Make an algebraic estimate if the curve y = x^2 − (4x/5) + (1/5) has zero points.
estimate of what?
This question seems odd as hell, sorry. algebraisk bedömning in swedish but that comes out to algebraic estimate or algebraic assessment, and the rest is pretty much as is it, above a curve/zero points.
To find the zero points of the curve y = x^2 − (4x/5) + (1/5), we need to determine the values of x for which y is equal to zero.

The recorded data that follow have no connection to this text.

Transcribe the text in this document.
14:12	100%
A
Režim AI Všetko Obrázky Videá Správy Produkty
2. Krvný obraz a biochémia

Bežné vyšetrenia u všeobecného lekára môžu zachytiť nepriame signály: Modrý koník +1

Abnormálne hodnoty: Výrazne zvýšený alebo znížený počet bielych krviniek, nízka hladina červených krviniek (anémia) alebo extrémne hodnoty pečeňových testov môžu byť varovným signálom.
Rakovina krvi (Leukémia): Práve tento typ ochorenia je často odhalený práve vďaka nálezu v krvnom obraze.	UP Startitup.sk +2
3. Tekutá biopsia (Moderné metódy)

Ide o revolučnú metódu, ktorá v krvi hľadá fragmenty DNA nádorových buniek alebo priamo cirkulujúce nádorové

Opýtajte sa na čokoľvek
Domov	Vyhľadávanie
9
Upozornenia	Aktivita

To do this algebraically, we set y = 0 and solve for x. The equation becomes:
x^2 − (4x/5) + (1/5) = 0
To make the equation easier to work with, we can multiply the entire equation by 5 to eliminate the fractions:
5(x^2) - 4x + 1 = 0
Now, we can either factor the quadratic equation or use the quadratic formula to solve for x. Let's use the quadratic formula:
x = (-b ± √(b^2 - 4ac)) / (2a)
In our case, a = 5, b = -4, and c = 1. Substituting these values:
x = (-(-4) ± √((-4)^2 - 4(5)(1))) / (2(5))
x = (4 ± √(16 - 20)) / 10
x = (4 ± √(-4)) / 10
Since we have a negative square root, we can conclude that the quadratic equation has no real solutions. Therefore, the curve y = x^2 − (4x/5) + (1/5) has no zero points.